The second account Musk recommended in the now-deleted post, @sentdefender, has been identified by a research company as belonging to a member of the U.S. military from Georgia who has amplified Russian propaganda. As previously reported, both have spread false information, including reporting a nonexistent explosion near the White House that sent stock prices down.
Both accounts were among seven cited a week ago by researchers at the University of Washington as the “new elites” of influence on X, with more than 1.6 billion combined views in the first three days of the war.
By that point, @WarMonitors had drawn 132 million views and @sentdefender 302 million views. The University of Washington report said the seven accounts were achieving more views than established media accounts despite having fewer followers.
“Most of the accounts also use video and images frequently, framed in emotional ways,” researchers wrote. “Strikingly, many of these accounts have received prior promotion from X owner Elon Musk, either through direct recommendation or through Musk’s account replying to their content, which may explain some of their dominance of ‘news Twitter.’”
Musk’s Oct. 9 tweet stood for three hours, by which time it had been seen by 11 million people. He had also responded to both of the accounts.
In July, @WarMonitors posted a screenshot indicating that it had been paid more than $16,000 as part of X’s inducements for content creators. Twitter did not respond to a request for comment.
Both of the accounts describe themselves as news aggregators and reporters of “open-source intelligence,” mainly conveying items that have already surfaced elsewhere to a new audience. (The @sentdefender account’s display name is OSINTdefender).
Unlike more established open-source accounts, they often do not cite a source, let alone include links to the media in which they appear with more context.
Open-source experts, such as those at online investigative site Bellingcat, say those techniques make it harder for followers to know how much weight to give the posts and do not help other researchers build on their work.
The behavior, though, seems optimized for X’s latest changes, which Musk has said are designed to keep people from on the app instead of clicking away to read or watch more. Musk has also taken steps to reduce the traffic going from X to large media organizations, including eliminating headlines from posted articles.
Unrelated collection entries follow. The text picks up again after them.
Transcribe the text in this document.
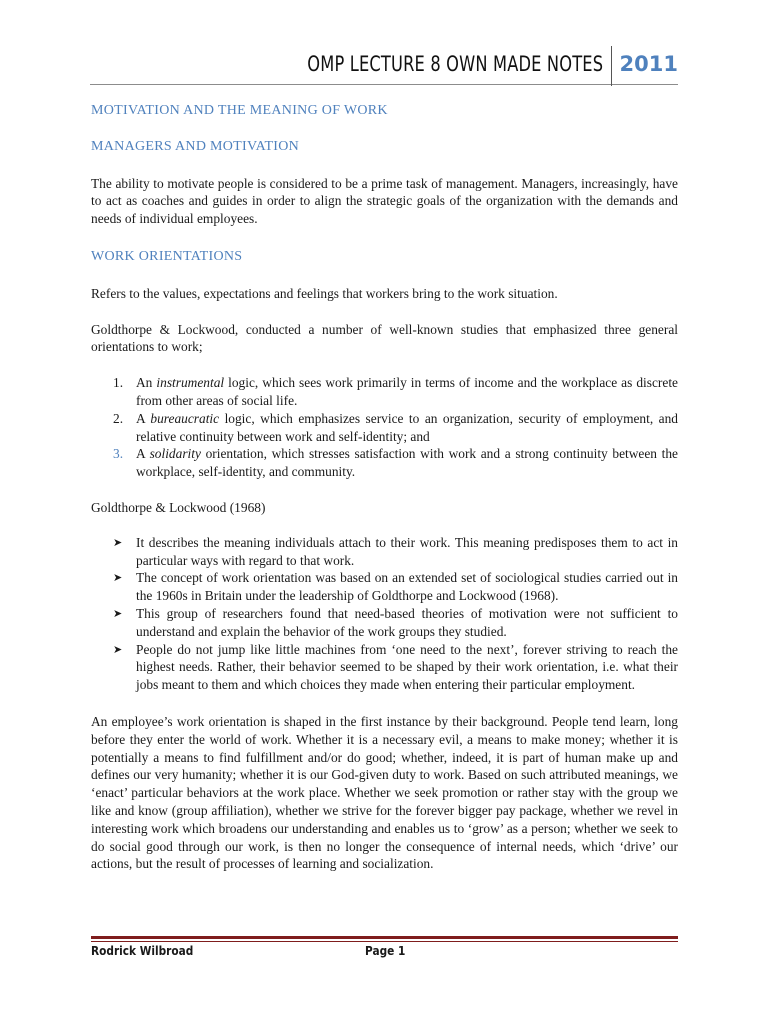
OMP LECTURE 8 OWN MADE NOTES 2011
MOTIVATION AND THE MEANING OF WORK
MANAGERS AND MOTIVATION

The ability to motivate people is considered to be a prime task of management. Managers, increasingly, have to act as coaches and guides in order to align the strategic goals of the organization with the demands and needs of individual employees.

WORK ORIENTATIONS

Refers to the values, expectations and feelings that workers bring to the work situation.

Goldthorpe & Lockwood, conducted a number of well-known studies that emphasized three general orientations to work;

1. An instrumental logic, which sees work primarily in terms of income and the workplace as discrete from other areas of social life.
2. A bureaucratic logic, which emphasizes service to an organization, security of employment, and relative continuity between work and self-identity; and
3. A solidarity orientation, which stresses satisfaction with work and a strong continuity between the workplace, self-identity, and community.

Goldthorpe & Lockwood (1968)

➤ It describes the meaning individuals attach to their work. This meaning predisposes them to act in particular ways with regard to that work.
➤ The concept of work orientation was based on an extended set of sociological studies carried out in the 1960s in Britain under the leadership of Goldthorpe and Lockwood (1968).
➤ This group of researchers found that need-based theories of motivation were not sufficient to understand and explain the behavior of the work groups they studied.
➤ People do not jump like little machines from ‘one need to the next’, forever striving to reach the highest needs. Rather, their behavior seemed to be shaped by their work orientation, i.e. what their jobs meant to them and which choices they made when entering their particular employment.

An employee’s work orientation is shaped in the first instance by their background. People tend learn, long before they enter the world of work. Whether it is a necessary evil, a means to make money; whether it is potentially a means to find fulfillment and/or do good; whether, indeed, it is part of human make up and defines our very humanity; whether it is our God-given duty to work. Based on such attributed meanings, we ‘enact’ particular behaviors at the work place. Whether we seek promotion or rather stay with the group we like and know (group affiliation), whether we strive for the forever bigger pay package, whether we revel in interesting work which broadens our understanding and enables us to ‘grow’ as a person; whether we seek to do social good through our work, is then no longer the consequence of internal needs, which ‘drive’ our actions, but the result of processes of learning and socialization.

Rodrick Wilbroad	Page 1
Open-source researchers identified @WarMonitors and @sentdefender using traditional techniques. In the case of @WarMonitors, an old version of the account holder’s X profile included a link to a PayPal address, as discovered by a group calling itself the Unintelligence Agency.
A search on the PayPal address turned up an account on the freelancing site Fiverr with the name Jad Hassanieh, the group said. Past posts by @WarMonitors said the account holder lived in London, is of Lebanese descent and was a student just a couple of years ago. One said he was born a few months after Syria pulled back from occupying Lebanon, which probably refers to April 2005. That would make him 18.
In a direct message exchange over X, @WarMonitors told The Washington Post that the account holder was just a relative of Hassanieh’s and used his PayPal address to preserve anonymity. He said he had posted from London while visiting, and said he was now in Lebanon and asked that the family name not be reported.
“Im out of the game for now. so, irrelevant,” he wrote.
War Monitors has repeatedly referred to Israeli forces, civilian leaders and activists as Nazis, and he responded to someone else on X in June with the riposte “mind your own business, jew.”
He told The Post: “the things i said were taken out of context, they weren’t right to say, but they made sense in context.”
Attempts to reach Hassanieh by email and over X and LinkedIn were unsuccessful.
A European research company called Molfar, meanwhile, dug into @sentdefender and found that the account had previously used the name Simon Anderson, who gave his location as Georgia.
In a published report, Molfar said the email associated with OSINTdefender on Block’s Cash App combines Anderson’s first name with his mother’s.
His mother, Bahiyyih Anderson, posted on Facebook about her son enlisting four years ago.
But a lot of what @sentdefender has published has come from Russian Telegram channels, Molfar found, such as a video of supposed Ukrainian troops who surrendered to Russia. Another post with of what he described as a failed Ukrainian offensive used footage from WarGonzo, a pro-war Russian blogger.
OSINTdefender told followers he supported Ukraine in the war but that the only information at the time was coming from Russians.
Anderson did not respond to a direct message on X, and attempts to reach him by phone were unsuccessful.